Since the military got consigned to the barracks in line with their constitutional mandate, Nigerians have been taking stock of the damaging effects of military incursion into politics. They have also been working out the arithmetic of which region of Nigeria has ruled for how long. By the time, Obasanjo was leaving office as president in 2007, the South-South was the only region of Nigeria that appeared the most disadvantaged in terms of who had attained the most commanding political height in Nigeria. For this and some other unspoken considerations that best served the interest of Obasanjo, he opted for a South-southerner from the Ijaw ethnic stock to occupy the country’s number two position. The lot fell on Goodluck Jonathan who was then governor of Bayelsa State. Obasanjo and his cohorts did that to compensate the minorities of southern Nigeria.
However, chance was to play a role in the political equation. Umaru Yar’Adua, whom Jonathan was serving under as vice president, died. An opportunity had presented itself to Jonathan. He became the president. The scenario suggested that those who gave the southern minorities the chance to get to that level should go the whole hog by electing Jonathan as president. The idea was to compensate them for their life-long association and support for the northern power brokers who had always held sway in Nigeria.
By this token, Jonathan’s presidency was not borne out of the struggle or sweat of the South- South region. It was a compensation; a mere concession. To a large extent, therefore, Jonathan was in office at the pleasure of those who made it possible in the first place for him to become the vice president and, eventually, the president. In this regard, those who threw up Jonathan believe, rightly or wrongly, that his failure or success must, inextricably, be tied to his people and his region. His emergence was also a way of saying to the people of the South-South: We have given you the chance to occupy the office of president. So, you will have no justification to complain again about being shut out from the commanding heights of Nigerian politics.
Going by this overview, it becomes easy to see why Jonathan faced a tough challenge of reelection. Those who made him felt that the southern minorities had taken their turn. One term in office was considered enough for them. After all, their benefactors reasoned, they did not struggle to get to the presidency. It was a mere award. They should, therefore, be content with what they got.
Jonathan has since left office without a whimper. He has retired into a private, peaceful life. His South-South region is not complaining. The people raised no voice of protest against the gang-up that saw Jonathan out of the presidency. Their disposition is worse than that of a defeated people. A conquered people can, at least, show signs of fatigue after a tortuous struggle. They can, at least, display anger and disappointment. They are entitled to depression. But you cannot see any of these in the disposition of the people of the South-south. They seem not to care a hoot about Jonathan’s ouster. This, to a large extent, confirms our earlier suggestion that the people of the region have this disposition because there is nothing binding them together.

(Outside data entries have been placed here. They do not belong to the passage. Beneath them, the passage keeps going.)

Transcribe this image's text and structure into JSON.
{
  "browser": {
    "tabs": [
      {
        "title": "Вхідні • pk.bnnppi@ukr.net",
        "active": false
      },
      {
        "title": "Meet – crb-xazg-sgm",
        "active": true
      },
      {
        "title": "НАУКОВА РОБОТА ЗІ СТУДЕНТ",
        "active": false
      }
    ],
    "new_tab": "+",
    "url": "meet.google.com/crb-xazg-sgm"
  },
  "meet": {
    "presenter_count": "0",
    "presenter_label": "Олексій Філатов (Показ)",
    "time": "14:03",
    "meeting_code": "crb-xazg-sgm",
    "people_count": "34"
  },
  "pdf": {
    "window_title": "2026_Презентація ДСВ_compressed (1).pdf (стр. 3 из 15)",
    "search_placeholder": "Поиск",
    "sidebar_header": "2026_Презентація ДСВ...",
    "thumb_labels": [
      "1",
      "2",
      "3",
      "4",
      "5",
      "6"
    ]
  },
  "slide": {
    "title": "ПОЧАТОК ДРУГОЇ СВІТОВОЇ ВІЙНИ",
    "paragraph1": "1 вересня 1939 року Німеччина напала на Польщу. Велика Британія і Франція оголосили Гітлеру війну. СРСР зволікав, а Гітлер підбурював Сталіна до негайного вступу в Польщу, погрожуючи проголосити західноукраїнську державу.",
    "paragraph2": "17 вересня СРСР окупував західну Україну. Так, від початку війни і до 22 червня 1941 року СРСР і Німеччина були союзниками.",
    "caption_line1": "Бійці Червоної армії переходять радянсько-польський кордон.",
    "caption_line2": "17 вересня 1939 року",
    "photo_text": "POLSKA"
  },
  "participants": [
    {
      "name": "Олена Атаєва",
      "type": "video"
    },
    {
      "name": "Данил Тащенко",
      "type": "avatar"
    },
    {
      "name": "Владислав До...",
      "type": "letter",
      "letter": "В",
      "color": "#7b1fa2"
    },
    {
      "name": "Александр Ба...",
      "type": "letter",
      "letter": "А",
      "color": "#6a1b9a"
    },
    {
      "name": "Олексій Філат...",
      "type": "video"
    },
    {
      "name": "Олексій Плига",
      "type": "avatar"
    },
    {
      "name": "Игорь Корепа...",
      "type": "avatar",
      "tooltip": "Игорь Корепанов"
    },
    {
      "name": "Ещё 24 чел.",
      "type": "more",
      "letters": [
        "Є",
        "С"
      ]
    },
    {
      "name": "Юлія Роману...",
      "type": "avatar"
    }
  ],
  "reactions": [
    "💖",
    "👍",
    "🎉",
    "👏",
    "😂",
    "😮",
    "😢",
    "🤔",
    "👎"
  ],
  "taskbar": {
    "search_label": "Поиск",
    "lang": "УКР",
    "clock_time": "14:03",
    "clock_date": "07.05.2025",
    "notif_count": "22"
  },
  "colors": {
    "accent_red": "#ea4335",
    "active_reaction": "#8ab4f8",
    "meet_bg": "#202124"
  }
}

But Obasanjo seems to be interested in drawing their attention to what they never thought about. They never imagined that Jonathan’s performance, whether good or bad, would be linked to them. They also never realised that they should have rallied round Jonathan when it mattered most. They left him as a political orphan. He had nobody to intercede or intervene for him. That may partly explain why Jonathan threw in the towel. A General does not go to battle without troops. Jonathan had no troops. So, he had to back out of the imminent crisis that loomed large in the horizon.
Since Obasanjo believes that Jonathan failed, he would have the people of the South-South believe that they failed. But there is something sinister about Obasanjo’s insistence on forcing this point of view down the throat of the people of the South-South. Obasanjo wants to associate them with the stigma of failure and non-performance. He also wants to associate them with complacency and low acumen. The whole idea is to stigmatise them in this way so that they will not, in future, seriously lay claim to the office of the president.
But before Obasanjo diverts our attention from the facts of the matter, somebody needs to remind him that he is not in a good position to assess Jonathan. As the president of Nigeria, Obasanjo’s performance was not sterling. Nobody has ever associated Obasanjo tenure with any glorious achievement. When, for instance, people accuse the PDP of wasting Nigeria’s 16 precious years, they are invariably pointing fingers at Obasanjo who alone spent eight of the 16 years. The problem here is that Obasanjo is talking without listening. He should come off that grandstanding especially in the light of the fact that Jonathan is not even responding to his diatribe.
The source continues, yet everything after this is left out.